Categoria : memoria e storia

Sas Pinettas de Chirralza e un angheleddu in Chelu di Antonio Maria Murgia

Sas Pinnettas de Chirralza

Essendoci trasferiti nei nuovi terreni, nel 1943, in Chiaramonti,  presso il nuraghe Chirralza, potevamo disporre dell’unico modulo grezzo di una casa rurale senza intonaco interno ed esterno con tetto spiovente anteriore e posteriore. La casa fu ampliata con un modulo anteriore, con muri a secco ai tre lati, con tetto spiovente di paglia e con porta d’ingresso.

Questa costruzione era stata fatta per la produzione dei formaggi: pezze, perette, ricotta. Tutte forme che potevano stagionare, ricevendo il fumo, collocandole in un piano superiore fatto di canne. Il complesso costruttivo cambiava rispetto al precedente, dotato di tre belle stanze tutte intonacate. Mia madre commentò:

– Siamo finiti come gli Abissini.-

– Mio padre costruì anche quattro pinnettas : costruzioni circolari a secco di grosse pietre di trachite di vario colore, col tetto a capanna di forma conica, supportato da tronchi di olivastro verticali e orizzontali e ricoperto con paglia di frumento, su restuiu, su cui l’acqua poteva scorrere senza penetrare all’interno. Nel fiume Chirralza abbondava il giunco, che veniva raccolto e lavorato per le legature sia dei tronchi verticali che di quelli orizzontali sia per trattenere la paglia di copertura.
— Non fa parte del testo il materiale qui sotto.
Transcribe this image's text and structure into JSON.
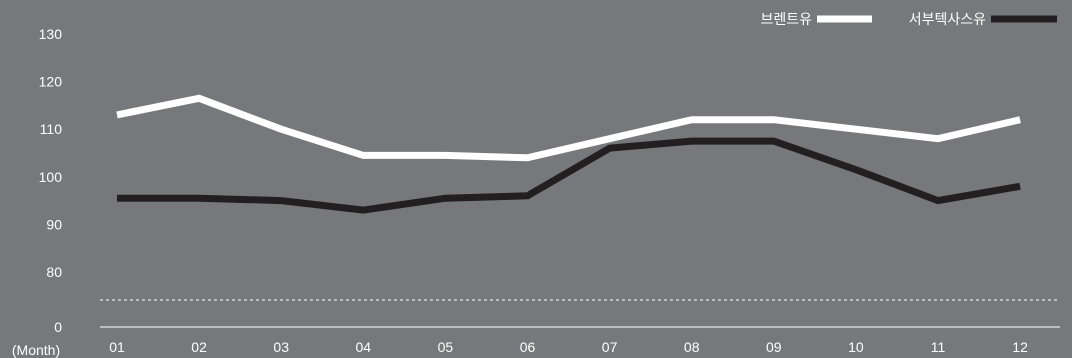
{
  "chart_data": {
    "type": "line",
    "title": "",
    "xlabel": "(Month)",
    "ylabel": "",
    "categories": [
      "01",
      "02",
      "03",
      "04",
      "05",
      "06",
      "07",
      "08",
      "09",
      "10",
      "11",
      "12"
    ],
    "y_ticks": [
      "0",
      "80",
      "90",
      "100",
      "110",
      "120",
      "130"
    ],
    "ylim": [
      75,
      130
    ],
    "axis_break": true,
    "legend_position": "top-right",
    "grid": false,
    "series": [
      {
        "name": "브렌트유",
        "color": "#ffffff",
        "values": [
          113,
          116.5,
          110,
          104.5,
          104.5,
          104,
          108,
          112,
          112,
          110,
          108,
          112
        ]
      },
      {
        "name": "서부텍사스유",
        "color": "#231f20",
        "values": [
          95.5,
          95.5,
          95,
          93,
          95.5,
          96,
          106,
          107.5,
          107.5,
          101.5,
          95,
          98
        ]
      }
    ]
  }
}
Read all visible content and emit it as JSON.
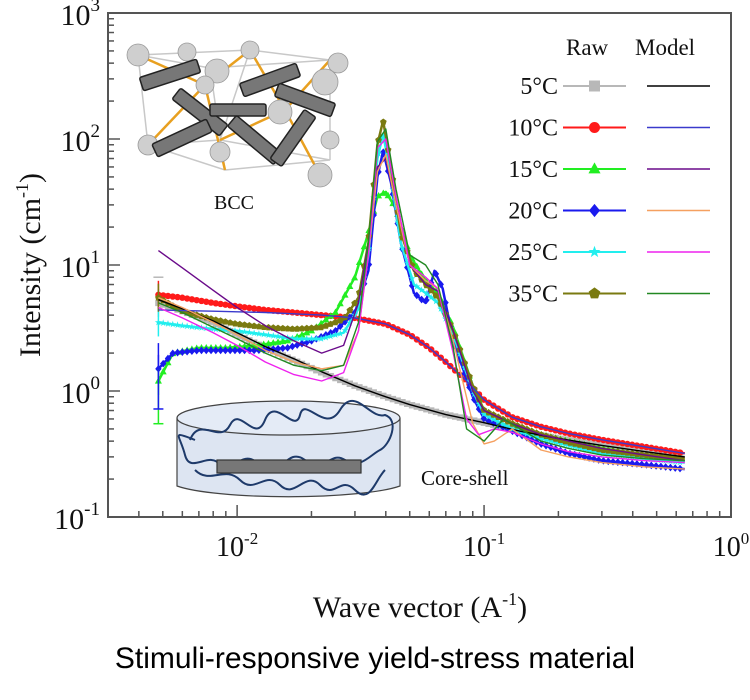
{
  "caption": "Stimuli-responsive yield-stress material",
  "chart_data": {
    "type": "scatter",
    "title": "",
    "xlabel": "Wave vector (A",
    "xlabel_sup": "-1",
    "xlabel_end": ")",
    "ylabel": "Intensity (cm",
    "ylabel_sup": "-1",
    "ylabel_end": ")",
    "xscale": "log",
    "yscale": "log",
    "xlim": [
      0.003,
      1.0
    ],
    "ylim": [
      0.1,
      1000
    ],
    "grid": false,
    "x_ticks": [
      {
        "base": "10",
        "exp": "-2",
        "value": 0.01
      },
      {
        "base": "10",
        "exp": "-1",
        "value": 0.1
      },
      {
        "base": "10",
        "exp": "0",
        "value": 1
      }
    ],
    "y_ticks": [
      {
        "base": "10",
        "exp": "-1",
        "value": 0.1
      },
      {
        "base": "10",
        "exp": "0",
        "value": 1
      },
      {
        "base": "10",
        "exp": "1",
        "value": 10
      },
      {
        "base": "10",
        "exp": "2",
        "value": 100
      },
      {
        "base": "10",
        "exp": "3",
        "value": 1000
      }
    ],
    "legend": {
      "placement": "top-right",
      "header_raw": "Raw",
      "header_model": "Model",
      "entries": [
        {
          "label": "5°C",
          "raw_color": "#b8b8b8",
          "marker": "square",
          "model_color": "#000000"
        },
        {
          "label": "10°C",
          "raw_color": "#ff1a1a",
          "marker": "circle",
          "model_color": "#3a3acc"
        },
        {
          "label": "15°C",
          "raw_color": "#22ee22",
          "marker": "triangle",
          "model_color": "#6a0a8a"
        },
        {
          "label": "20°C",
          "raw_color": "#1a1aee",
          "marker": "diamond",
          "model_color": "#f5a060"
        },
        {
          "label": "25°C",
          "raw_color": "#22eeee",
          "marker": "star",
          "model_color": "#ee22ee"
        },
        {
          "label": "35°C",
          "raw_color": "#7a7a10",
          "marker": "pentagon",
          "model_color": "#228822"
        }
      ]
    },
    "series": [
      {
        "name": "5°C raw",
        "kind": "raw",
        "color": "#b8b8b8",
        "x": [
          0.0048,
          0.006,
          0.008,
          0.01,
          0.013,
          0.017,
          0.022,
          0.03,
          0.04,
          0.05,
          0.07,
          0.1,
          0.14,
          0.2,
          0.3,
          0.45,
          0.65
        ],
        "y": [
          5.0,
          4.3,
          3.5,
          2.8,
          2.2,
          1.75,
          1.4,
          1.1,
          0.9,
          0.78,
          0.65,
          0.56,
          0.48,
          0.42,
          0.37,
          0.33,
          0.3
        ]
      },
      {
        "name": "5°C model",
        "kind": "model",
        "color": "#000000",
        "x": [
          0.0048,
          0.006,
          0.008,
          0.01,
          0.013,
          0.017,
          0.022,
          0.03,
          0.04,
          0.05,
          0.07,
          0.1,
          0.14,
          0.2,
          0.3,
          0.45,
          0.65
        ],
        "y": [
          5.3,
          4.5,
          3.6,
          2.9,
          2.25,
          1.8,
          1.42,
          1.1,
          0.9,
          0.78,
          0.65,
          0.56,
          0.48,
          0.42,
          0.37,
          0.33,
          0.3
        ]
      },
      {
        "name": "10°C raw",
        "kind": "raw",
        "color": "#ff1a1a",
        "x": [
          0.0048,
          0.006,
          0.008,
          0.01,
          0.013,
          0.017,
          0.022,
          0.03,
          0.04,
          0.05,
          0.06,
          0.07,
          0.085,
          0.1,
          0.13,
          0.17,
          0.22,
          0.3,
          0.45,
          0.65
        ],
        "y": [
          5.8,
          5.5,
          5.0,
          4.7,
          4.4,
          4.2,
          4.0,
          3.8,
          3.4,
          2.8,
          2.2,
          1.7,
          1.2,
          0.85,
          0.62,
          0.52,
          0.46,
          0.41,
          0.36,
          0.32
        ]
      },
      {
        "name": "10°C model",
        "kind": "model",
        "color": "#3a3acc",
        "x": [
          0.0048,
          0.006,
          0.008,
          0.01,
          0.013,
          0.017,
          0.022,
          0.03,
          0.04,
          0.05,
          0.06,
          0.07,
          0.085,
          0.1,
          0.13,
          0.17,
          0.22,
          0.3,
          0.45,
          0.65
        ],
        "y": [
          4.4,
          4.35,
          4.3,
          4.25,
          4.2,
          4.1,
          4.0,
          3.8,
          3.4,
          2.8,
          2.2,
          1.7,
          1.2,
          0.85,
          0.62,
          0.52,
          0.46,
          0.41,
          0.36,
          0.32
        ]
      },
      {
        "name": "15°C raw",
        "kind": "raw",
        "color": "#22ee22",
        "x": [
          0.0048,
          0.0055,
          0.007,
          0.009,
          0.012,
          0.016,
          0.02,
          0.025,
          0.03,
          0.034,
          0.037,
          0.04,
          0.044,
          0.05,
          0.058,
          0.065,
          0.075,
          0.09,
          0.1,
          0.13,
          0.17,
          0.22,
          0.3,
          0.45,
          0.65
        ],
        "y": [
          1.2,
          2.0,
          2.2,
          2.2,
          2.3,
          2.5,
          3.0,
          4.2,
          8.0,
          18,
          35,
          38,
          28,
          12,
          7.5,
          6.0,
          3.2,
          1.1,
          0.7,
          0.55,
          0.45,
          0.4,
          0.35,
          0.31,
          0.28
        ]
      },
      {
        "name": "15°C model",
        "kind": "model",
        "color": "#6a0a8a",
        "x": [
          0.0048,
          0.006,
          0.008,
          0.01,
          0.013,
          0.017,
          0.022,
          0.027,
          0.031,
          0.034,
          0.037,
          0.04,
          0.044,
          0.05,
          0.058,
          0.065,
          0.075,
          0.09,
          0.1,
          0.13,
          0.17,
          0.22,
          0.3,
          0.45,
          0.65
        ],
        "y": [
          13,
          9.5,
          6.3,
          4.6,
          3.3,
          2.5,
          2.0,
          2.3,
          5,
          15,
          60,
          70,
          30,
          10,
          7,
          6.2,
          3,
          1.0,
          0.7,
          0.55,
          0.45,
          0.4,
          0.35,
          0.31,
          0.28
        ]
      },
      {
        "name": "20°C raw",
        "kind": "raw",
        "color": "#1a1aee",
        "x": [
          0.0048,
          0.0055,
          0.007,
          0.009,
          0.012,
          0.016,
          0.02,
          0.025,
          0.03,
          0.034,
          0.037,
          0.039,
          0.042,
          0.046,
          0.052,
          0.058,
          0.063,
          0.068,
          0.075,
          0.09,
          0.1,
          0.13,
          0.17,
          0.22,
          0.3,
          0.45,
          0.65
        ],
        "y": [
          1.5,
          2.0,
          2.1,
          2.1,
          2.1,
          2.2,
          2.5,
          3.0,
          4.2,
          9,
          50,
          80,
          45,
          15,
          6.0,
          5.0,
          9.0,
          6.5,
          2.5,
          0.9,
          0.6,
          0.48,
          0.38,
          0.32,
          0.28,
          0.26,
          0.24
        ]
      },
      {
        "name": "20°C model",
        "kind": "model",
        "color": "#f5a060",
        "x": [
          0.0048,
          0.006,
          0.008,
          0.01,
          0.013,
          0.017,
          0.022,
          0.027,
          0.031,
          0.034,
          0.037,
          0.04,
          0.044,
          0.05,
          0.058,
          0.065,
          0.075,
          0.09,
          0.1,
          0.11,
          0.13,
          0.17,
          0.22,
          0.3,
          0.45,
          0.65
        ],
        "y": [
          5.5,
          4.6,
          3.5,
          2.8,
          2.1,
          1.7,
          1.5,
          1.6,
          3,
          12,
          55,
          75,
          30,
          10,
          7.5,
          6.5,
          2.5,
          0.55,
          0.38,
          0.4,
          0.5,
          0.34,
          0.3,
          0.27,
          0.25,
          0.24
        ]
      },
      {
        "name": "25°C raw",
        "kind": "raw",
        "color": "#22eeee",
        "x": [
          0.0048,
          0.006,
          0.008,
          0.01,
          0.013,
          0.017,
          0.022,
          0.027,
          0.031,
          0.034,
          0.037,
          0.039,
          0.042,
          0.046,
          0.052,
          0.058,
          0.065,
          0.075,
          0.09,
          0.1,
          0.13,
          0.17,
          0.22,
          0.3,
          0.45,
          0.65
        ],
        "y": [
          3.5,
          3.3,
          3.1,
          3.0,
          2.8,
          2.6,
          2.6,
          2.9,
          4.5,
          12,
          70,
          110,
          50,
          15,
          7,
          6,
          5,
          2.8,
          1.0,
          0.65,
          0.5,
          0.42,
          0.37,
          0.32,
          0.29,
          0.27
        ]
      },
      {
        "name": "25°C model",
        "kind": "model",
        "color": "#ee22ee",
        "x": [
          0.0048,
          0.006,
          0.008,
          0.01,
          0.013,
          0.017,
          0.022,
          0.027,
          0.031,
          0.034,
          0.037,
          0.04,
          0.044,
          0.05,
          0.058,
          0.065,
          0.075,
          0.085,
          0.095,
          0.11,
          0.13,
          0.17,
          0.22,
          0.3,
          0.45,
          0.65
        ],
        "y": [
          4.6,
          3.8,
          2.9,
          2.3,
          1.7,
          1.35,
          1.2,
          1.4,
          3,
          12,
          85,
          100,
          35,
          10,
          8,
          6.5,
          2.0,
          0.6,
          0.45,
          0.5,
          0.47,
          0.38,
          0.33,
          0.3,
          0.28,
          0.27
        ]
      },
      {
        "name": "35°C raw",
        "kind": "raw",
        "color": "#7a7a10",
        "x": [
          0.0048,
          0.006,
          0.008,
          0.01,
          0.013,
          0.017,
          0.022,
          0.027,
          0.031,
          0.034,
          0.037,
          0.039,
          0.042,
          0.046,
          0.052,
          0.058,
          0.065,
          0.075,
          0.09,
          0.1,
          0.13,
          0.17,
          0.22,
          0.3,
          0.45,
          0.65
        ],
        "y": [
          5.5,
          4.3,
          3.7,
          3.4,
          3.2,
          3.1,
          3.2,
          3.7,
          5.5,
          15,
          90,
          140,
          60,
          18,
          9,
          7,
          5.5,
          3.0,
          1.1,
          0.7,
          0.55,
          0.45,
          0.39,
          0.34,
          0.31,
          0.29
        ]
      },
      {
        "name": "35°C model",
        "kind": "model",
        "color": "#228822",
        "x": [
          0.0048,
          0.006,
          0.008,
          0.01,
          0.013,
          0.017,
          0.022,
          0.027,
          0.031,
          0.034,
          0.037,
          0.04,
          0.044,
          0.05,
          0.058,
          0.065,
          0.075,
          0.085,
          0.1,
          0.12,
          0.14,
          0.17,
          0.22,
          0.3,
          0.45,
          0.65
        ],
        "y": [
          5.0,
          4.2,
          3.2,
          2.6,
          2.0,
          1.6,
          1.45,
          1.6,
          3.5,
          15,
          95,
          120,
          40,
          12,
          10,
          7,
          2.2,
          0.5,
          0.4,
          0.6,
          0.5,
          0.4,
          0.35,
          0.31,
          0.29,
          0.28
        ]
      }
    ],
    "annotations": [
      {
        "text": "BCC",
        "position": "top-left inset"
      },
      {
        "text": "Core-shell",
        "position": "bottom-center inset"
      }
    ]
  }
}
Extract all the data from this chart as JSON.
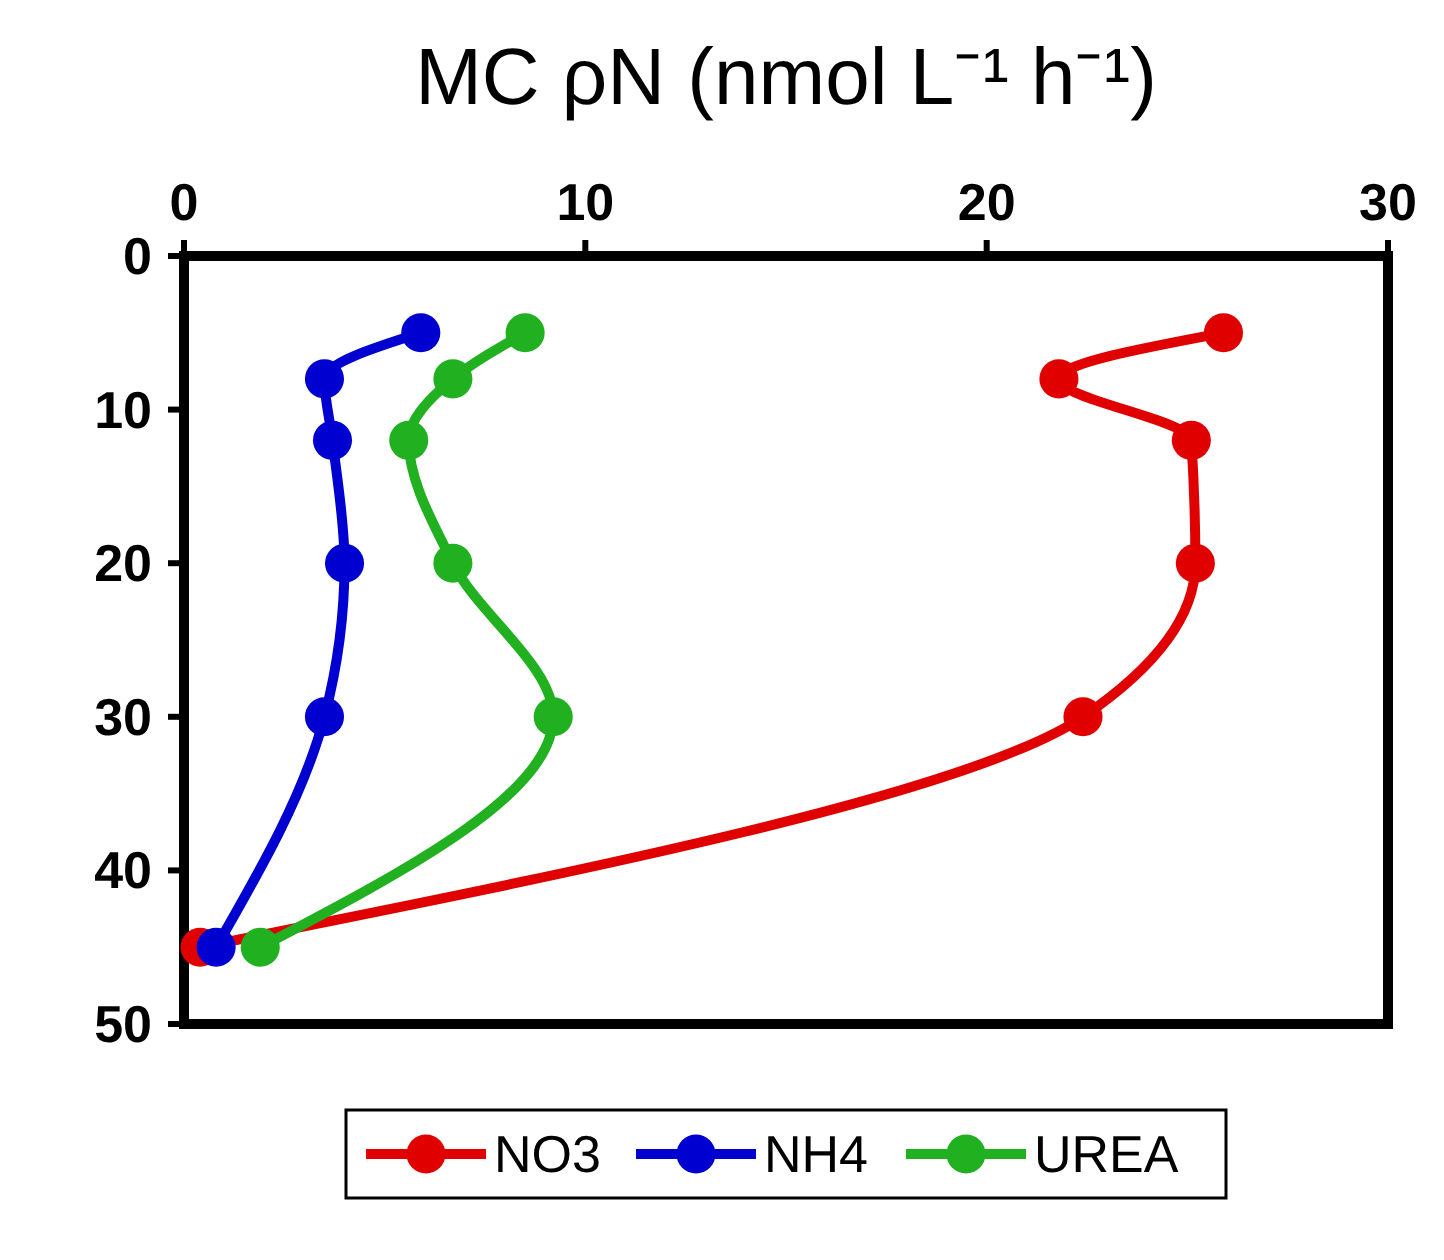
{
  "chart_data": {
    "type": "line",
    "title": "MC ρN (nmol L⁻¹ h⁻¹)",
    "series": [
      {
        "name": "NO3",
        "color": "#e00000",
        "x": [
          25.9,
          21.8,
          25.1,
          25.2,
          22.4,
          0.4
        ],
        "values": [
          5,
          8,
          12,
          20,
          30,
          45
        ]
      },
      {
        "name": "NH4",
        "color": "#0000d0",
        "x": [
          5.9,
          3.5,
          3.7,
          4.0,
          3.5,
          0.8
        ],
        "values": [
          5,
          8,
          12,
          20,
          30,
          45
        ]
      },
      {
        "name": "UREA",
        "color": "#20b020",
        "x": [
          8.5,
          6.7,
          5.6,
          6.7,
          9.2,
          1.9
        ],
        "values": [
          5,
          8,
          12,
          20,
          30,
          45
        ]
      }
    ],
    "xlim": [
      0,
      30
    ],
    "xticks": [
      0,
      10,
      20,
      30
    ],
    "ylim": [
      50,
      0
    ],
    "yticks": [
      0,
      10,
      20,
      30,
      40,
      50
    ],
    "grid": false,
    "legend": "bottom",
    "marker": "circle",
    "line_style": "solid"
  }
}
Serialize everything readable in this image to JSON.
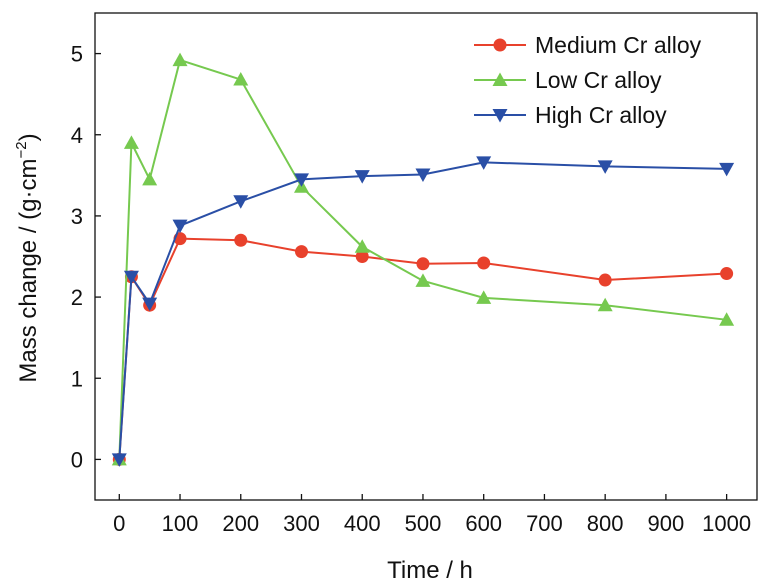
{
  "chart_data": {
    "type": "line",
    "xlabel": "Time / h",
    "ylabel_main": "Mass change / (g·cm",
    "ylabel_sup": "−2",
    "ylabel_close": ")",
    "x_ticks": [
      "0",
      "100",
      "200",
      "300",
      "400",
      "500",
      "600",
      "700",
      "800",
      "900",
      "1000"
    ],
    "y_ticks": [
      "0",
      "1",
      "2",
      "3",
      "4",
      "5"
    ],
    "xlim": [
      -40,
      1050
    ],
    "ylim": [
      -0.5,
      5.5
    ],
    "x_tick_values": [
      0,
      100,
      200,
      300,
      400,
      500,
      600,
      700,
      800,
      900,
      1000
    ],
    "y_tick_values": [
      0,
      1,
      2,
      3,
      4,
      5
    ],
    "legend_position": "top-right",
    "series": [
      {
        "name": "Medium Cr alloy",
        "color": "#e8412c",
        "marker": "circle",
        "x": [
          0,
          20,
          50,
          100,
          200,
          300,
          400,
          500,
          600,
          800,
          1000
        ],
        "y": [
          0,
          2.25,
          1.9,
          2.72,
          2.7,
          2.56,
          2.5,
          2.41,
          2.42,
          2.21,
          2.29
        ]
      },
      {
        "name": "Low Cr alloy",
        "color": "#76c94f",
        "marker": "triangle-up",
        "x": [
          0,
          20,
          50,
          100,
          200,
          300,
          400,
          500,
          600,
          800,
          1000
        ],
        "y": [
          0,
          3.9,
          3.45,
          4.92,
          4.68,
          3.36,
          2.62,
          2.2,
          1.99,
          1.9,
          1.72
        ]
      },
      {
        "name": "High Cr alloy",
        "color": "#2a4fa6",
        "marker": "triangle-down",
        "x": [
          0,
          20,
          50,
          100,
          200,
          300,
          400,
          500,
          600,
          800,
          1000
        ],
        "y": [
          0,
          2.25,
          1.92,
          2.88,
          3.18,
          3.45,
          3.49,
          3.51,
          3.66,
          3.61,
          3.58
        ]
      }
    ]
  }
}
Ogni capanna misurava circa 30 metri quadrati e potevano ben soddisfare le necessità della nostra azienda agropastorale.

Un angheleddu in chelu

A mio padre si presentò l’occasione di prendere in affitto da un certo Zapalà tra il 1942/43, residente a Laerru, un terreno confinante con i nostri. Fatto il contratto pensò di aumentare il personale, assumendo due famiglie con i rispettivi figli e figlie, per un totale di 20 persone. I ruoli da questi svolti erano quelli di pecorai, caprai, contadini che coltivavano cereali e legumi in particolare grano, orzo, avena e fave. Ricordo che a causa della coltivazione di questo legume venne a morire mio fratello Carlo di 4 anni. Il medico acconsente gli praticò a sproposito un’iniezione che lo portò all’altro mondo. La mattina, prima della morte, ci eravamo recati a giocare in mezzo alle fave in fiore, mio fratello avvertì subito un malessere, divenne pallido, si sentì subito male, ci presentammo in casa, informando i nostri genitori. Mio padre sellò il cavallo, e partirono con mia zia Tomasina in paese dal dottore, la sera rientrarono senza mio fratello, volato in cielo, dissero a noi bambini.